I cannot remember a time I could not read. I was one of those lucky kids who just “understood” these things called letters. My earliest reading memory is of a translated Richard Scarry booklet about an airport. I could not have been more than three or four at the time. When Primary school came along and we had our “See Jane Run” readers, I was miles ahead of the class. (I was not this lucky when it came to 1+1 = 2)
I spent my youth in the library. Tintin and Asterix were my go-tos. You could not borrow them, they were “read here only”, and I spent many a happy hour in the library’s chairs giggling over the antics of the diminutive Gaulic (is that even a word?) warrior and his fat friend carrying rocks around.
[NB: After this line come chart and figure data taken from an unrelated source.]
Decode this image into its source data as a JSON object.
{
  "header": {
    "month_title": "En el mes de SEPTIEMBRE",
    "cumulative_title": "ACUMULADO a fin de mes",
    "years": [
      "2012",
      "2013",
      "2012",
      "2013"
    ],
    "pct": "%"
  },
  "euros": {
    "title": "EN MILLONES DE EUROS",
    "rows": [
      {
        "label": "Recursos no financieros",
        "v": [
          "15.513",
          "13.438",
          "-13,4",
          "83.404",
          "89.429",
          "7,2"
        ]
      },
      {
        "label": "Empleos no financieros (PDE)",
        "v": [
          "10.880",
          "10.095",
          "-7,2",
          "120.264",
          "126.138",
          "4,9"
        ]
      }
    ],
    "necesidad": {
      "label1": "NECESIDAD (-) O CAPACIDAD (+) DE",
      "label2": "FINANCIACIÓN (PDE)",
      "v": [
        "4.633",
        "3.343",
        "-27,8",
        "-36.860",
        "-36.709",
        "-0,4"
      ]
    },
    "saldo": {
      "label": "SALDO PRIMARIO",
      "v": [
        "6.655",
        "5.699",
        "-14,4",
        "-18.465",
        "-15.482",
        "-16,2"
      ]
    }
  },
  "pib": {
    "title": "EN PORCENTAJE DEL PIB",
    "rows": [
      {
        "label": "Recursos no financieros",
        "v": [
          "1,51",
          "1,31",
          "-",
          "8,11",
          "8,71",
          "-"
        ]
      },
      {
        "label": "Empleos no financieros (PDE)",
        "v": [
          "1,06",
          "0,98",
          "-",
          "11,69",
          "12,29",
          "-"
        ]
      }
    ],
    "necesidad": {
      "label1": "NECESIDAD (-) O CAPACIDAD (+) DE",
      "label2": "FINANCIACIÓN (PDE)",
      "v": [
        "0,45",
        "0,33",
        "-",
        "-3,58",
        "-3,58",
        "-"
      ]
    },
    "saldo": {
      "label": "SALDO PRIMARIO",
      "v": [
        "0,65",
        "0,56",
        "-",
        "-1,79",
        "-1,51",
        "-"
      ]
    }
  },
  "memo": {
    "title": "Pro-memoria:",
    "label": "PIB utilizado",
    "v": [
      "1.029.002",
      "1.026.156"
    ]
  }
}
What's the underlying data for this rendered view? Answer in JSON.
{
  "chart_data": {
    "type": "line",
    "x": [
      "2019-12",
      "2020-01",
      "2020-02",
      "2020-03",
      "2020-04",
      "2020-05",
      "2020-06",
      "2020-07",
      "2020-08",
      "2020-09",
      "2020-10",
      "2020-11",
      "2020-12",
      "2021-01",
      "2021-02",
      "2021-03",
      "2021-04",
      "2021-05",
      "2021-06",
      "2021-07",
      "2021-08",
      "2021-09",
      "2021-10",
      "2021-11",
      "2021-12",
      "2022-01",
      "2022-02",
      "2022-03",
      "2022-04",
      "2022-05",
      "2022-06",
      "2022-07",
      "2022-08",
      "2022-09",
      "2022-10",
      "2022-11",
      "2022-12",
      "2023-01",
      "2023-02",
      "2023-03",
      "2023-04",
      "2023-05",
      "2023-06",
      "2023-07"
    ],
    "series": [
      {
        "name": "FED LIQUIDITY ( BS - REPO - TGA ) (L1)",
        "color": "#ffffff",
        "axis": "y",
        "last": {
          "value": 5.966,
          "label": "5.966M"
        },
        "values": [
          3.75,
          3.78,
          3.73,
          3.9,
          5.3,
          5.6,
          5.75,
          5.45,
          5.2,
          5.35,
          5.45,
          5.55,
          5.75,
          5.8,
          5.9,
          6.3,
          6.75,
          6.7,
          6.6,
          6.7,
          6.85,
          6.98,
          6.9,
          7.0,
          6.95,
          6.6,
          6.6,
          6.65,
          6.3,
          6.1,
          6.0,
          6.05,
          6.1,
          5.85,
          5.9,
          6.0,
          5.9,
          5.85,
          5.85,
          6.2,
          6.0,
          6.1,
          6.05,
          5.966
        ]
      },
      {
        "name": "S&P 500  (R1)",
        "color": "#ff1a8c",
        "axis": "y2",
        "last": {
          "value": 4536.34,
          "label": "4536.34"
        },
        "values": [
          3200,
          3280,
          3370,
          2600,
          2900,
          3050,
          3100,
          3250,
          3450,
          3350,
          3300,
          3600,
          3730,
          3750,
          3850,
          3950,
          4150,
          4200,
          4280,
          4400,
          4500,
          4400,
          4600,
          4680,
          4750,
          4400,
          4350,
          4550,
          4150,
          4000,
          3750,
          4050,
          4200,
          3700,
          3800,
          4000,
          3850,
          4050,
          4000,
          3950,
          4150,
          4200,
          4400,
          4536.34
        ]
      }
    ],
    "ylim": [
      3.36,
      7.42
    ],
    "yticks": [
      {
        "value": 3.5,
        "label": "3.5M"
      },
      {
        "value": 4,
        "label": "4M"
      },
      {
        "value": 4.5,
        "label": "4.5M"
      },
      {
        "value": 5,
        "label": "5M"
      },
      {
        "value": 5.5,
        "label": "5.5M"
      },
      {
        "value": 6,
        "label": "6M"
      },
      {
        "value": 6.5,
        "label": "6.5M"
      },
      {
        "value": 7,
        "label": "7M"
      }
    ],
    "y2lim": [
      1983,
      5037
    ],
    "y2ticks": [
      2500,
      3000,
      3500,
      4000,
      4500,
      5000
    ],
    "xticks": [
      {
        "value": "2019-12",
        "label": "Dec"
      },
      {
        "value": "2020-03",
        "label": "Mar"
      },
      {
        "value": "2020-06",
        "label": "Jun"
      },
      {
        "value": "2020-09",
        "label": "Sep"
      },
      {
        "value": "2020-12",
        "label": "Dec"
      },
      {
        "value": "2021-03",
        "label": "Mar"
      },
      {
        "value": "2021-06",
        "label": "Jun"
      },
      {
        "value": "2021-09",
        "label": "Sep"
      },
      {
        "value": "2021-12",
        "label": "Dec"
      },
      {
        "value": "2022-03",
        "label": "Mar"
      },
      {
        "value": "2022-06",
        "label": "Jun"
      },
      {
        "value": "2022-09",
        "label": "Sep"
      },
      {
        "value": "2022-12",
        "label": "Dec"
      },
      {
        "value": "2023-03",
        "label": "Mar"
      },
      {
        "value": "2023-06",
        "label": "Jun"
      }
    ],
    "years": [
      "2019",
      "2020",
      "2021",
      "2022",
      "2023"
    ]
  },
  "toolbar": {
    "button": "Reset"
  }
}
But the books I could borrow were standard age-appropriate fare. Hardy Boys and Nancy Drew-esque adventures. Nothing to write home about.
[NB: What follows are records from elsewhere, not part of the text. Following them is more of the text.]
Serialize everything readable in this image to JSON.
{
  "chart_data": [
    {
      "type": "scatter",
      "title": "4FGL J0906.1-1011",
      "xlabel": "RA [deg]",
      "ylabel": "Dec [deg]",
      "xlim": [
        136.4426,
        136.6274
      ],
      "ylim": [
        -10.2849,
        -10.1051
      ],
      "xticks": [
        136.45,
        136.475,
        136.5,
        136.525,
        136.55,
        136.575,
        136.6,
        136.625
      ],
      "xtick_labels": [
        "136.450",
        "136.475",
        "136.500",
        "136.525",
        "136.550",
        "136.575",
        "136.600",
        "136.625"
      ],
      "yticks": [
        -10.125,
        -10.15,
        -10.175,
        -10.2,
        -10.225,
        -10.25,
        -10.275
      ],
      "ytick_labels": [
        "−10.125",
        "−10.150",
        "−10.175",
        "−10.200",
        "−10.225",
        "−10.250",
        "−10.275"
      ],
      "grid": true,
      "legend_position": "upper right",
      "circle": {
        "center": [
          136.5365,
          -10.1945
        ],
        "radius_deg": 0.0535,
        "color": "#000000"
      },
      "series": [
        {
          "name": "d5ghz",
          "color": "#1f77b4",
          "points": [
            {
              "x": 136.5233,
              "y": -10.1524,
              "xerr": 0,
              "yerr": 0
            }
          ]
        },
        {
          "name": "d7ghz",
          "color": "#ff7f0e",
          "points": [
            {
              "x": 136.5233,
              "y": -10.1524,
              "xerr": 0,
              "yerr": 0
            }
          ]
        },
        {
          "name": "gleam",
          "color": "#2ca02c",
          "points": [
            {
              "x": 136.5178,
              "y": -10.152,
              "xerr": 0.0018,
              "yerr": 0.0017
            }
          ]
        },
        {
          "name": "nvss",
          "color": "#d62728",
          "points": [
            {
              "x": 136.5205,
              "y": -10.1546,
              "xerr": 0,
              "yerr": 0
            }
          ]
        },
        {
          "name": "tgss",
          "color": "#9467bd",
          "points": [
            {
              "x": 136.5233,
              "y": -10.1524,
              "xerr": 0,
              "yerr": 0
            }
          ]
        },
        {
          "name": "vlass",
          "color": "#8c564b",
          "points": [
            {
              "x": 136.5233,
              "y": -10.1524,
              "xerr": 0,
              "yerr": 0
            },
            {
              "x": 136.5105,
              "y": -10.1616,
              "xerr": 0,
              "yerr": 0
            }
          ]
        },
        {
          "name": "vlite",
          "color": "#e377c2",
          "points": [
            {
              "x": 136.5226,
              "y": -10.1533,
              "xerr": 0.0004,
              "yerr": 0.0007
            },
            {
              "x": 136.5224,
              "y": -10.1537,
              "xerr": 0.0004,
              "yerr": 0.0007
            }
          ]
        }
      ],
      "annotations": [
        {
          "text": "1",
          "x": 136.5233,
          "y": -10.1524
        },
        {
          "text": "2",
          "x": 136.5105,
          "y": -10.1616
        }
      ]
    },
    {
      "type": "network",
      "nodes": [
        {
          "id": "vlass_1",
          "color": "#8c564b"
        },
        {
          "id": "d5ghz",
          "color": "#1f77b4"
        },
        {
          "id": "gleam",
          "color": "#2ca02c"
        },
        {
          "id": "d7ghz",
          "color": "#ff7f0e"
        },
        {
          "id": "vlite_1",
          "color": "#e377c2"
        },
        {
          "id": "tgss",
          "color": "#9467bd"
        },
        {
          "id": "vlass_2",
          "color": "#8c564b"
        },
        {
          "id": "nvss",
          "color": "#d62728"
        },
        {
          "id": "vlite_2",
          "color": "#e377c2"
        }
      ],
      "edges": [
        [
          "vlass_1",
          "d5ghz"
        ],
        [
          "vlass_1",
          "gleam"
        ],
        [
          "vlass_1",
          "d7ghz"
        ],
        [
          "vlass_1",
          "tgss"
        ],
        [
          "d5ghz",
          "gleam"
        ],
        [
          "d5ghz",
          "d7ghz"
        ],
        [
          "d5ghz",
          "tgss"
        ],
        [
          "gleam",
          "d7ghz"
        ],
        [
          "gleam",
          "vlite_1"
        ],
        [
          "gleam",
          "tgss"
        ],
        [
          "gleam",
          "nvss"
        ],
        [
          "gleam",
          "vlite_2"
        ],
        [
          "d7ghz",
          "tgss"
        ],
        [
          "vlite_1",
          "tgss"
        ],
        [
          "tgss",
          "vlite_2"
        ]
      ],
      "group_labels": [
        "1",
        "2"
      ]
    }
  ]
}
My first life-changing book came along when I was a mere twelve years old. And when I say life changing, I mean it in the most profound and literal way. My life can be split between the days before that fateful Tuesday evening in 1998, and after. Nothing was ever the same again.
My society was very conservative, and children should stick to children’s topics. You cannot read an “adult” book, God forbid! You! Get your butt back to the kiddies section where you belong! Come back when you are 34.
Fortunately, my father had no such traditionalist reservations. We were on our fortnightly library run (My parents are/were prodigious readers), and my father shoved this thing in my hands. It was shaped like a book; it had pages with words on them, but it was twice the thickness of our front door. I’ve seen these impenetrable tomes on the shelves, but attempt to read one when the best I’ve ever done was a 96-page story about early teenage mischief? Never.
“Read this,” was his simple instruction. The book weighed more than I did! How can I read such a thing? Especially when teachers and grown-ups forced me to read ‘age-appropriate’ fare. My English teacher would have a heart attack if she saw me with such a volume.
On the cover of this intimidating book was a menacing looking red car with screaming headlights, and the name on the cover was ‘Stephen King’. Over 600 pages of severely age-inappropriate horror story about a Plymouth Fury named ‘Christine’.
Fucking. Loved. It.
There is no other way to put it. Look, I struggled, okay? This was not an easy task. It was miles removed from the ‘orrible age-appropriate things I was allowed to up until this stage. Complex characters. Involved story lines. An expansive vocabulary. It sucked me in and kept me there. Every spare moment I had, it was Uncle Stevie and me, accompanied by my pocket dictionary.
Christine changed my life because I realised what writing could be. What story-telling should be. There was no “great moral message” in it, nor was it littered with semiotics and hidden meanings and allegory the way our school setworks were. It was pure reading joy! A story about a pimply-faced youth and his haunted car. And even the geek which was Arnie Cunningham got the girl in the form of Leigh Cabot – who lent her name to my own Leigh McCabe in an overt homage. It opened up the world of story for the sake of it. Reading for the sheer unadulterated pleasure it can bring.
Since, I’ve become one of the millions who is Steve King’s greatest fan, and I’ve read everything he has ever published. I think.
Is Christine his best work? Hardly. I can wax lyrical for hours as to which works of his are much better, and why.
But Christine opened the way, and nothing was ever the same again.